Milli bayramlarda belediye deyince tek akla gelen konser oluyor.Eğlenceler genç kesimde bir heyecan yaratıyor ancak o günün ruhuna dair bir şey kazandırmıyor.

Aynı ruhsuzluk efelik ve zeybeklik konusunda da var.. Efelik deyince akıllara hep işin folklorik yönü gelir sanırsınız ki, düğünlerde,bayramlarda gösteri yapan oyun ekibidir.

Hâlbuki oynamak, efe ve zeybeklerin en nadir yaptığı işlerdendir. Hele kadın erkek bir düğünde ya da bayramda oynayanı hiç görülmemiştir.

 Efe deyince oyun ekibi değil zengin karşısında, haklı olmak kaydıyla fakirin yanında yer alan,garibana arka çıkan, mazlumu zalime karşı koruyan mert kimse akla gelir.

Gerek o günleri yaşayan “Savaş Nesli” büyüklerimizin bize anlattıklarından gerek yazılı kaynak ve resimlerden anladığımız 10.yıl,15. yıl kutlamalarının hayli coşkulu geçmiş.

O ilk yıllardan uzaklaştıkça bir heyecan azalmasının yaşanması olağan bir hadisedir ancak daha yakın zamanlara kadar kutlamalar gençlerde o heyecanı az da olsa canlı tutuyordu.

Okullar bu bayramlara hazırlanır, görevlendirilen öğretmenler eşliğinde gösteri gruplarıyla, boru trampet takımlarıyla, şiir okuyacak çocuklarla ayrı bir atmosfer yaşanırdı.

Anne babalar çocuklarını izlemek için tören alanlarına akın ederlerdi. Halk farklı bir gün yaşardı. Geceleri spor kulüplerinin,sivil toplum örgütlerinin katılımıyla bandolar, boru trampet takımları eşliğinde fener alayları düzenlenirdi.

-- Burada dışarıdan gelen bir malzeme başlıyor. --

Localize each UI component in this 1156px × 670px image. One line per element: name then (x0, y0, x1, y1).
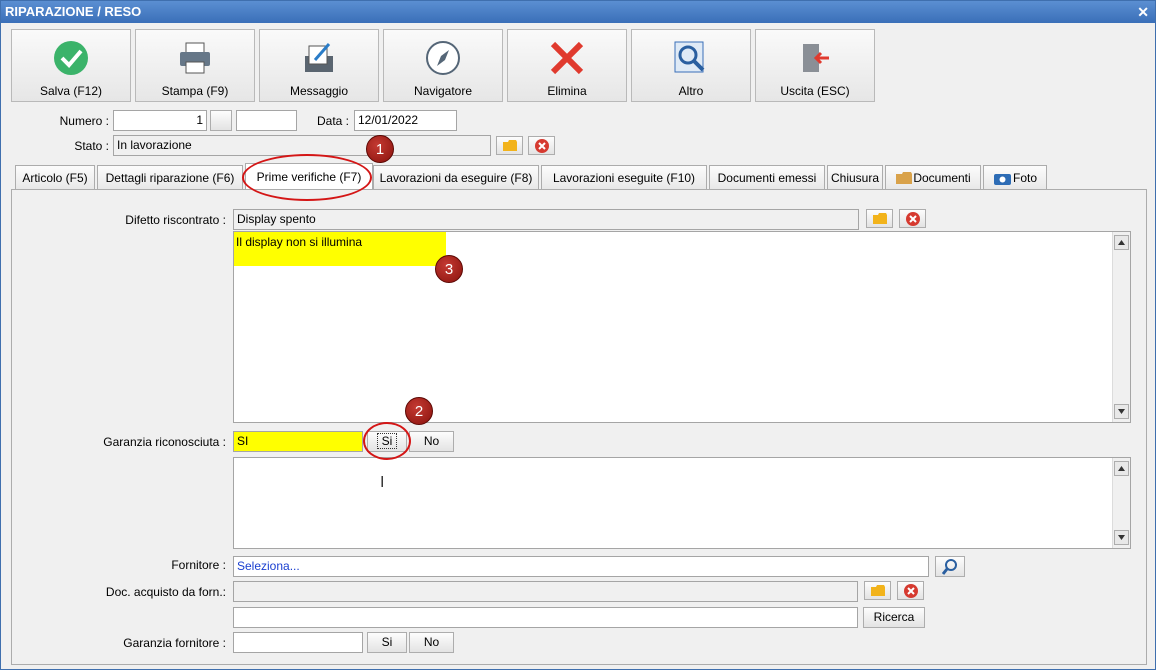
garanzia-memo[interactable]: I (233, 457, 1131, 549)
tab-chiusura[interactable]: Chiusura (827, 165, 883, 189)
print-label: Stampa (F9) (161, 84, 229, 98)
numero-extra-field[interactable] (236, 110, 297, 131)
message-label: Messaggio (289, 84, 349, 98)
garanzia-fornitore-label: Garanzia fornitore : (123, 636, 226, 650)
save-label: Salva (F12) (39, 84, 103, 98)
check-icon (54, 41, 88, 75)
annotation-marker-3: 3 (435, 255, 463, 283)
scroll-up-icon[interactable] (1114, 235, 1129, 250)
garanzia-fornitore-field[interactable] (233, 632, 363, 653)
doc-clear-button[interactable] (897, 581, 924, 600)
text-cursor-icon: I (380, 474, 385, 491)
tab-dettagli[interactable]: Dettagli riparazione (F6) (97, 165, 243, 189)
stato-clear-button[interactable] (528, 136, 555, 155)
memo-scrollbar[interactable] (1112, 232, 1130, 422)
tab-articolo[interactable]: Articolo (F5) (15, 165, 95, 189)
garanzia-fornitore-no-button[interactable]: No (409, 632, 454, 653)
delete-label: Elimina (547, 84, 587, 98)
exit-button[interactable]: Uscita (ESC) (755, 29, 875, 102)
tab-foto[interactable]: Foto (983, 165, 1047, 189)
difetto-field: Display spento (233, 209, 859, 230)
stato-field: In lavorazione (113, 135, 491, 156)
tab-documenti-label: Documenti (913, 171, 971, 185)
scroll-up-icon[interactable] (1114, 461, 1129, 476)
search-icon (941, 559, 957, 575)
numero-field[interactable]: 1 (113, 110, 207, 131)
save-button[interactable]: Salva (F12) (11, 29, 131, 102)
navigator-label: Navigatore (413, 84, 473, 98)
ricerca-button[interactable]: Ricerca (863, 607, 925, 628)
repair-window: RIPARAZIONE / RESO ✕ Salva (F12) Stampa … (0, 0, 1156, 670)
difetto-memo[interactable]: Il display non si illumina (233, 231, 1131, 423)
clear-icon (906, 212, 920, 226)
folder-icon (896, 172, 912, 184)
garanzia-label: Garanzia riconosciuta : (103, 435, 226, 449)
navigator-button[interactable]: Navigatore (383, 29, 503, 102)
annotation-marker-1: 1 (366, 135, 394, 163)
doc-open-button[interactable] (864, 581, 891, 600)
fornitore-search-button[interactable] (935, 556, 965, 577)
scroll-down-icon[interactable] (1114, 404, 1129, 419)
delete-x-icon (550, 41, 584, 75)
tab-documenti-emessi[interactable]: Documenti emessi (709, 165, 825, 189)
ricerca-field[interactable] (233, 607, 858, 628)
data-label: Data : (316, 114, 349, 128)
window-title: RIPARAZIONE / RESO (5, 4, 142, 19)
garanzia-field: SI (233, 431, 363, 452)
other-label: Altro (678, 84, 704, 98)
exit-icon (803, 44, 829, 72)
date-field[interactable]: 12/01/2022 (354, 110, 457, 131)
title-bar: RIPARAZIONE / RESO ✕ (1, 1, 1155, 23)
doc-acquisto-label: Doc. acquisto da forn.: (105, 585, 226, 599)
tab-lavorazioni-eseguite[interactable]: Lavorazioni eseguite (F10) (541, 165, 707, 189)
clear-icon (904, 584, 918, 598)
garanzia-no-button[interactable]: No (409, 431, 454, 452)
magnifier-icon (674, 41, 705, 73)
annotation-marker-2: 2 (405, 397, 433, 425)
message-button[interactable]: Messaggio (259, 29, 379, 102)
close-icon[interactable]: ✕ (1137, 1, 1149, 23)
fornitore-label: Fornitore : (171, 558, 226, 572)
memo-scrollbar[interactable] (1112, 458, 1130, 548)
delete-button[interactable]: Elimina (507, 29, 627, 102)
annotation-ring-tab (242, 154, 372, 201)
difetto-memo-text: Il display non si illumina (234, 232, 446, 266)
compass-icon (426, 41, 460, 75)
tab-documenti[interactable]: Documenti (885, 165, 981, 189)
difetto-label: Difetto riscontrato : (125, 213, 226, 227)
exit-label: Uscita (ESC) (780, 84, 850, 98)
print-button[interactable]: Stampa (F9) (135, 29, 255, 102)
printer-icon (180, 42, 210, 74)
difetto-clear-button[interactable] (899, 209, 926, 228)
scroll-down-icon[interactable] (1114, 530, 1129, 545)
folder-icon (873, 213, 887, 224)
difetto-open-button[interactable] (866, 209, 893, 228)
annotation-ring-si (363, 422, 411, 460)
camera-icon (994, 174, 1011, 185)
folder-icon (503, 140, 517, 151)
fornitore-field[interactable]: Seleziona... (233, 556, 929, 577)
numero-label: Numero : (59, 114, 109, 128)
clear-icon (535, 139, 549, 153)
garanzia-fornitore-si-button[interactable]: Si (367, 632, 407, 653)
tab-foto-label: Foto (1012, 171, 1037, 185)
other-button[interactable]: Altro (631, 29, 751, 102)
numero-suffix-button[interactable] (210, 110, 232, 131)
tab-lavorazioni-da-eseguire[interactable]: Lavorazioni da eseguire (F8) (373, 165, 539, 189)
folder-icon (871, 585, 885, 596)
message-icon (305, 43, 333, 72)
stato-open-button[interactable] (496, 136, 523, 155)
stato-label: Stato : (74, 139, 109, 153)
doc-acquisto-field (233, 581, 858, 602)
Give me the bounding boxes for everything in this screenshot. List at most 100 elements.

O törenlerde kentteki bütün kuruluşlar, çiftçiler traktörleriyle, esnaf ve zanaatkârlar alet edevatıyla, avcılar köpekleri ve tüfekleriyle, kısaca kadınlı erkekli gruplar günle ilgili döviz ve pankartlarla resmî geçide katılırlardı.

Düşman işgalinden kurtuluş günlerinde kentlisiyle, köylüsüyle halk 5 Eylül’de Nazilli’ye, 7 Eylül günü Aydın’a akın ederdi. Gurur abidesi, istiklal madalyalı gaziler protokolün başköşesinde ağırlanırlardı.

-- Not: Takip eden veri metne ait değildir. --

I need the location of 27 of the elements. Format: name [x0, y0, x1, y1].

Sonuçta bizim milletimizin gözünde “Cumhuriyet”, uğruna binlerce şehit verilen bir mücadele ile kazanılmış bir değerdir. Bir medeniyet hamlesidir.

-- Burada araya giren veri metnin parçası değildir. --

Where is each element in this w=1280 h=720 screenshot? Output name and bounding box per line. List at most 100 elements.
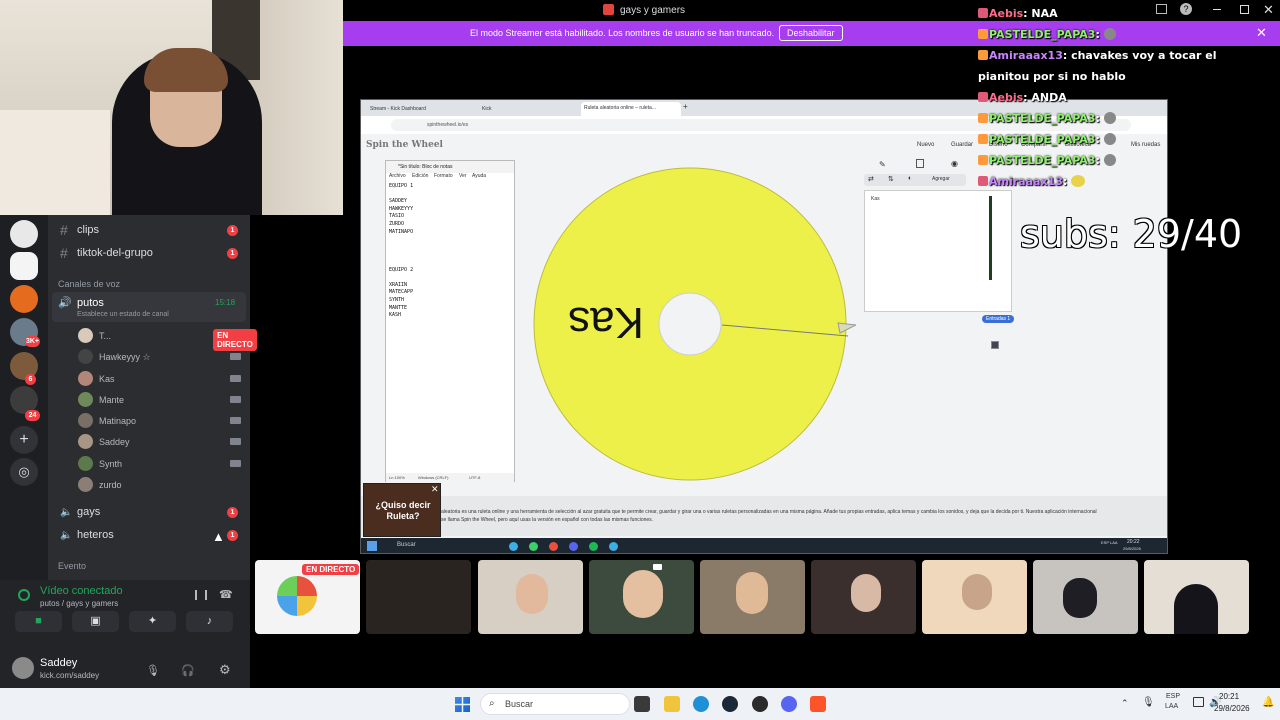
site-brand[interactable]: Spin the Wheel	[366, 140, 443, 150]
voice-channel-putos[interactable]: 🔊 putos 15:18 Establece un estado de can…	[52, 292, 246, 322]
popup-text: ¿Quiso decir Ruleta?	[375, 500, 431, 521]
camera-button[interactable]: ■	[15, 611, 62, 632]
notification-bell-icon[interactable]: 🔔	[1262, 697, 1274, 708]
participant-tile[interactable]	[589, 560, 694, 634]
start-icon[interactable]	[455, 697, 470, 712]
menu-formato[interactable]: Formato	[434, 173, 453, 179]
voice-user[interactable]: Kas	[76, 369, 248, 389]
participant-tile[interactable]	[700, 560, 805, 634]
participant-tile[interactable]	[1144, 560, 1249, 634]
voice-user[interactable]: zurdo	[76, 475, 248, 495]
copy-icon[interactable]	[916, 159, 924, 168]
menu-ver[interactable]: Ver	[459, 173, 467, 179]
menu-edicion[interactable]: Edición	[412, 173, 428, 179]
taskbar-app-icon[interactable]	[569, 542, 578, 551]
activities-button[interactable]: ✦	[129, 611, 176, 632]
taskbar-app-icon[interactable]	[549, 542, 558, 551]
mic-icon[interactable]: 🎙	[1142, 697, 1155, 708]
soundboard-button[interactable]: ♪	[186, 611, 233, 632]
avatar	[78, 413, 93, 428]
voice-user[interactable]: Hawkeyyy ☆	[76, 347, 248, 367]
voice-user[interactable]: Mante	[76, 390, 248, 410]
menu-archivo[interactable]: Archivo	[389, 173, 406, 179]
headphones-icon[interactable]: 🎧	[181, 664, 195, 677]
steam-icon[interactable]	[722, 696, 738, 712]
add-server-icon[interactable]: +	[10, 426, 38, 454]
disconnect-icon[interactable]: ☎	[219, 588, 233, 601]
server-icon[interactable]	[10, 220, 38, 248]
taskbar-app-icon[interactable]	[609, 542, 618, 551]
chevron-up-icon[interactable]: ⌃	[1121, 698, 1129, 709]
notepad-text[interactable]: EQUIPO 1 SADDEY HAWKEYYY TASIO ZURDO MATINAPO…	[389, 183, 509, 320]
voice-user[interactable]: T... EN DIRECTO	[76, 326, 257, 351]
screenshare-button[interactable]: ▣	[72, 611, 119, 632]
mic-icon[interactable]: 🎙	[146, 664, 160, 677]
noise-icon[interactable]	[195, 590, 207, 600]
participant-tile[interactable]	[1033, 560, 1138, 634]
participant-tile[interactable]	[478, 560, 583, 634]
edge-icon[interactable]	[693, 696, 709, 712]
taskbar-app-icon[interactable]	[529, 542, 538, 551]
chat-line: Aebis: NAA	[978, 7, 1058, 20]
taskbar-search[interactable]: ⌕ Buscar	[480, 693, 630, 715]
lang-indicator[interactable]: ESP	[1166, 693, 1180, 700]
channel-clips[interactable]: # clips 1	[48, 220, 250, 242]
server-icon[interactable]	[10, 285, 38, 313]
voice-channel-gays[interactable]: 🔈 gays 1	[48, 502, 250, 524]
tab-kick-dashboard[interactable]: Stream - Kick Dashboard	[367, 103, 445, 116]
notepad-line: SADDEY	[389, 198, 408, 205]
taskbar-app-icon[interactable]	[634, 696, 650, 712]
notepad-line	[389, 251, 509, 259]
taskbar-app-icon[interactable]	[509, 542, 518, 551]
clock-date[interactable]: 29/8/2026	[1214, 704, 1250, 713]
wheel-center[interactable]	[658, 292, 722, 356]
nav-guardar[interactable]: Guardar	[951, 142, 973, 148]
server-icon[interactable]	[10, 252, 38, 280]
brave-icon[interactable]	[810, 696, 826, 712]
explore-icon[interactable]: ◎	[10, 458, 38, 486]
discord-icon[interactable]	[781, 696, 797, 712]
disable-button[interactable]: Deshabilitar	[779, 25, 843, 41]
eye-icon[interactable]: ◉	[951, 159, 958, 168]
nav-nuevo[interactable]: Nuevo	[917, 142, 934, 148]
edit-pencil-icon[interactable]: ✎	[879, 160, 886, 169]
new-tab-icon[interactable]: +	[683, 102, 688, 111]
voice-user[interactable]: Synth	[76, 454, 248, 474]
settings-icon[interactable]	[991, 341, 999, 349]
voice-user[interactable]: Saddey	[76, 432, 248, 452]
tab-ruleta[interactable]: Ruleta aleatoria online – ruleta...	[581, 102, 681, 116]
participant-tile[interactable]	[366, 560, 471, 634]
channel-tiktok-del-grupo[interactable]: # tiktok-del-grupo 1	[48, 243, 250, 265]
inner-search[interactable]: Buscar	[397, 542, 416, 548]
user-avatar[interactable]	[12, 657, 34, 679]
notepad-line: TASIO	[389, 213, 405, 220]
menu-ayuda[interactable]: Ayuda	[472, 173, 486, 179]
taskbar-app-icon[interactable]	[589, 542, 598, 551]
image-icon[interactable]: ◐	[908, 175, 912, 182]
scrollbar[interactable]	[989, 196, 992, 280]
signal-icon[interactable]	[18, 589, 30, 601]
taskbar-app-icon[interactable]	[752, 696, 768, 712]
voice-user[interactable]: Matinapo	[76, 411, 248, 431]
entries-textarea[interactable]: Kas	[864, 190, 1012, 312]
event-category[interactable]: Evento	[58, 561, 86, 571]
spin-wheel[interactable]: Kas	[526, 160, 856, 490]
entries-count-badge[interactable]: Entradas 1	[982, 315, 1015, 323]
participant-tile-stream[interactable]: EN DIRECTO	[255, 560, 360, 634]
participant-tile[interactable]	[811, 560, 916, 634]
monitor-icon[interactable]	[1193, 697, 1204, 707]
channel-status[interactable]: Establece un estado de canal	[77, 311, 169, 318]
tab-kick[interactable]: Kick	[479, 103, 557, 116]
region-indicator[interactable]: LAA	[1165, 703, 1178, 710]
start-icon[interactable]	[367, 541, 377, 551]
voice-category[interactable]: Canales de voz	[58, 279, 120, 289]
participant-tile[interactable]	[922, 560, 1027, 634]
settings-gear-icon[interactable]: ⚙	[219, 662, 231, 678]
sort-icon[interactable]: ⇅	[888, 175, 894, 183]
shuffle-icon[interactable]: ⇄	[868, 175, 874, 183]
suggestion-popup[interactable]: ¿Quiso decir Ruleta? ✕	[363, 483, 441, 537]
folder-icon[interactable]	[664, 696, 680, 712]
add-entry-button[interactable]: Agregar	[932, 176, 950, 182]
popup-close-icon[interactable]: ✕	[431, 484, 439, 495]
clock-time[interactable]: 20:21	[1219, 692, 1239, 701]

Çünkü o sayede bu millet kadın erkek eşit yurttaşlık hakkına kavuşabilmiş çağdaş kadınlara daha erken seçme ve seçilme hakkına kavuşmuştur..

Savaş devam ederken 1921 yılında Atatürk Ankara’da topladığı Maarif Kongresi’ne kendisi cepheden gelerek katılmıştır.

Cumhuriyetin en büyük projesi okullaşmadır. Günümüz okur-yazar oranı yüzde 97 ise, özellerle birlikte Türkiye’de yaklaşık 150 üniversite varsa bunu Cumhuriyet’in eğitim projesine borçluyuz.

Ülkenin en uzak yerleşim yerlerine açılan okullar sayesinde köyde, mezrada, kırsalda yaşayan ailelerin çocukları okuyabilmiş; kentte yetişen bir çocukla aynı haklara sahip olabilmişlerdir.

 O çocuklar vali, milletvekili, bakan, başbakan olmuşlardır. İçlerinden İslamköylü Süleyman Demirel(Çoban Sülü) Cumhurbaşkanlığı makamına oturabilmiştir.

Velhasıl milletçe laik ve demokratik Cumhuriyet’e çok şeyler borçluyuz. Bu kutlu günde sevinmek, coşmak; bayraklarla meydanları gururla doldurmak, Cumhuriyet’in değerini henüz idrak edemeyen çatlak seslere,insanlık düşmanı teröristlere verilecek en büyük cevap olacaktır.